Avatar : De feu et de cendres, à température ambiante [Critique]

Cette fois, pas de bond technologique, ni même de grand dépaysement : le troisième Avatar barbote dans la même eau que l’épisode précédent. Moins grisant, mais solide.
Toujours marquée par une épreuve récente, la famille Sully doit faire face à l’émergence d’une nouvelle faction Na’vi, dont l’hostilité rebat les équilibres de Pandora. Tandis que les forces humaines accentuent leur pression sur la planète, alliances fragiles et oppositions internes compliquent la lutte pour la survie.
C’est tout le souci quand on a passé les quarante dernières années à repousser les capacités matérielles du cinéma grand public : le moindre travail rendu se voit aussitôt ramené à la question de ce qu’il « apporte de neuf ». Et encore plus dans le cas d’Avatar, dont le potentiel de divertissement reste communément associé à la remise au goût du jour de la 3D, à son dispositif de performance capture et, plus encore pour sa suite, à une immersion totale permise par une reproduction sidérante des surfaces et textures via l’imagerie numérique. C’est dire si De feu et de cendres, troisième épisode de la saga aux aliens bleus, tourné dans la foulée du précédent, met son auteur dans une position délicate vis-à-vis du public : celle de revenir les mains vides sur le front de l’innovation. Pas de bond technologique pour cette fois, ni de grand dépaysement. L’inverse paraît même souhaité lorsque James Cameron joue de la familiarité du décor pour faire circuler son intrigue à marche forcée. Le réalisateur n’entend gaspiller aucune de ces quelque deux-cents minutes à barboter paisiblement dans les eaux turquoises de Pandora – quand l’opus d’avant consacrait une heure pleine à la seule exploration des fonds-marins –, à prendre le pouls de personnages laissés meurtris par la mort d’un proche ou à décrire les coutumes d’un monde jamais vu à l’écran.
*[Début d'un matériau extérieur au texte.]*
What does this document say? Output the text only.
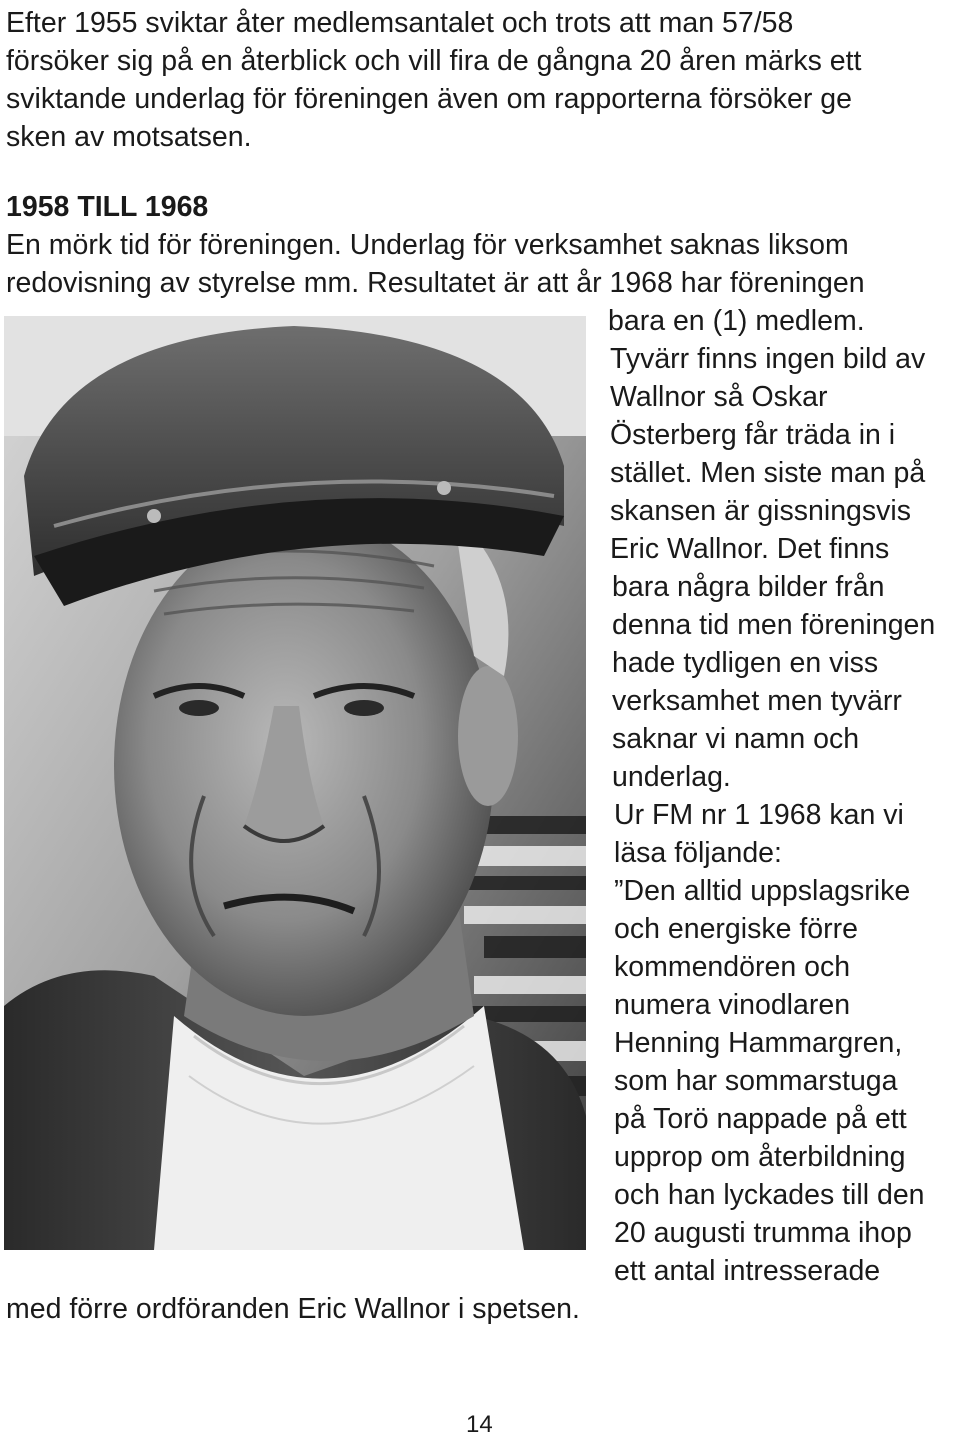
Efter 1955 sviktar åter medlemsantalet och trots att man 57/58
försöker sig på en återblick och vill fira de gångna 20 åren märks ett
sviktande underlag för föreningen även om rapporterna försöker ge
sken av motsatsen.
1958 TILL 1968
En mörk tid för föreningen. Underlag för verksamhet saknas liksom
redovisning av styrelse mm. Resultatet är att år 1968 har föreningen
bara en (1) medlem.
Tyvärr finns ingen bild av
Wallnor så Oskar
Österberg får träda in i
stället. Men siste man på
skansen är gissningsvis
Eric Wallnor. Det finns
bara några bilder från
denna tid men föreningen
hade tydligen en viss
verksamhet men tyvärr
saknar vi namn och
underlag.
Ur FM nr 1 1968 kan vi
läsa följande:
”Den alltid uppslagsrike
och energiske förre
kommendören och
numera vinodlaren
Henning Hammargren,
som har sommarstuga
på Torö nappade på ett
upprop om återbildning
och han lyckades till den
20 augusti trumma ihop
ett antal intresserade
med förre ordföranden Eric Wallnor i spetsen.
14
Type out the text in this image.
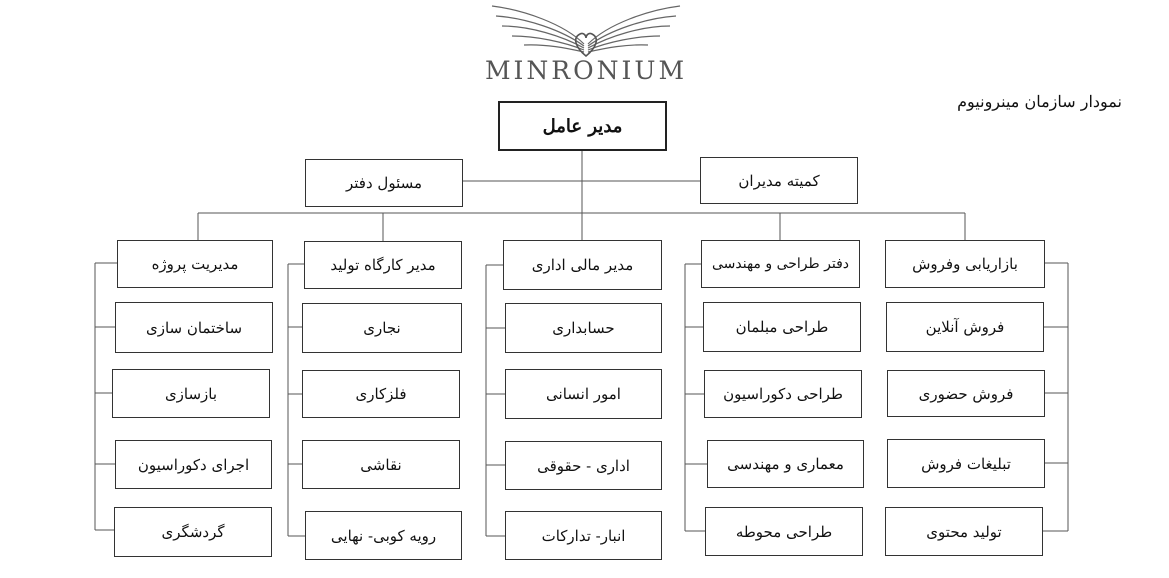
MINRONIUM
نمودار سازمان مینرونیوم
مدیر عامل
مسئول دفتر	کمیته مدیران
بازاریابی وفروش
فروش آنلاین
فروش حضوری
تبلیغات فروش
تولید محتوی
دفتر طراحی و مهندسی
طراحی مبلمان
طراحی دکوراسیون
معماری و مهندسی
طراحی محوطه
مدیر مالی اداری
حسابداری
امور انسانی
اداری - حقوقی
انبار- تدارکات
مدیر کارگاه تولید
نجاری
فلزکاری
نقاشی
رویه کوبی- نهایی
مدیریت پروژه
ساختمان سازی
بازسازی
اجرای دکوراسیون
گردشگری
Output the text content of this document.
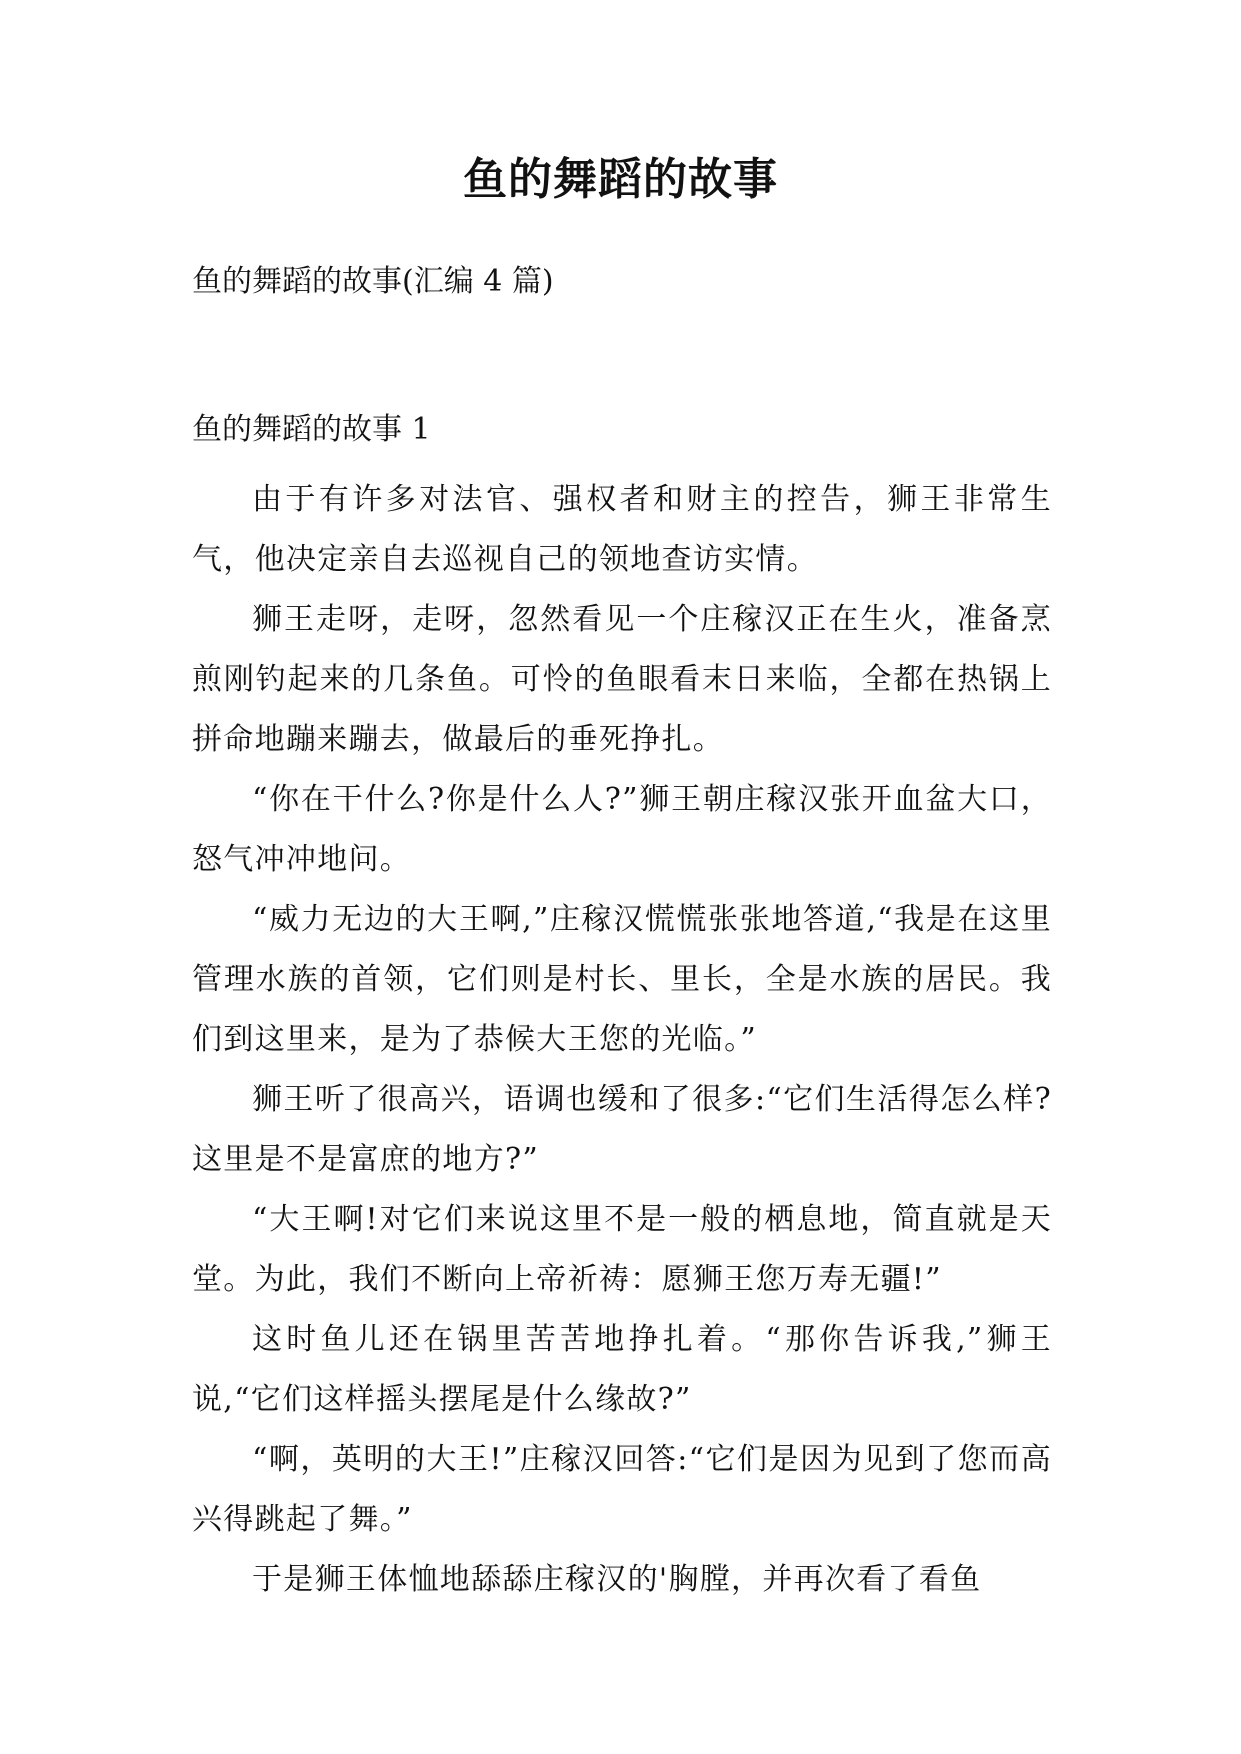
鱼的舞蹈的故事
鱼的舞蹈的故事(汇编 4 篇)
鱼的舞蹈的故事 1

由于有许多对法官、强权者和财主的控告，狮王非常生气，他决定亲自去巡视自己的领地查访实情。

狮王走呀，走呀，忽然看见一个庄稼汉正在生火，准备烹煎刚钓起来的几条鱼。可怜的鱼眼看末日来临，全都在热锅上拼命地蹦来蹦去，做最后的垂死挣扎。

“你在干什么?你是什么人?”狮王朝庄稼汉张开血盆大口，怒气冲冲地问。

“威力无边的大王啊,”庄稼汉慌慌张张地答道,“我是在这里管理水族的首领，它们则是村长、里长，全是水族的居民。我们到这里来，是为了恭候大王您的光临。”

狮王听了很高兴，语调也缓和了很多:“它们生活得怎么样?这里是不是富庶的地方?”

“大王啊!对它们来说这里不是一般的栖息地，简直就是天堂。为此，我们不断向上帝祈祷：愿狮王您万寿无疆!”

这时鱼儿还在锅里苦苦地挣扎着。“那你告诉我,”狮王说,“它们这样摇头摆尾是什么缘故?”

“啊，英明的大王!”庄稼汉回答:“它们是因为见到了您而高兴得跳起了舞。”

于是狮王体恤地舔舔庄稼汉的'胸膛，并再次看了看鱼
Des marchands du ciel qui voyagent à bord de méduses volantes ou du Peuple des cendres sur lequel le film base son titre, Cameron ne donne que peu à voir, seulement des images chocs, des visions resserrées autour de l’essentiel. Constat valable pour l’entièreté du long-métrage, qui saute de séquences clés en séquences clés, comme pour gagner du temps. Du temps, pourtant, le réalisateur n’en a jamais eu autant à disposition. Paradoxalement, il n’a jamais semblé en manquer aussi cruellement que sur ce volet, le conduisant à sacrifier sur l’autel de l’efficacité ce qui faisait la grande richesse de la saga, et davantage que la qualité de ses effets spéciaux : la respiration de son univers, crédible et habité parce que le metteur en scène lui donnait la priorité sur le reste, y compris face aux impératifs de l’histoire.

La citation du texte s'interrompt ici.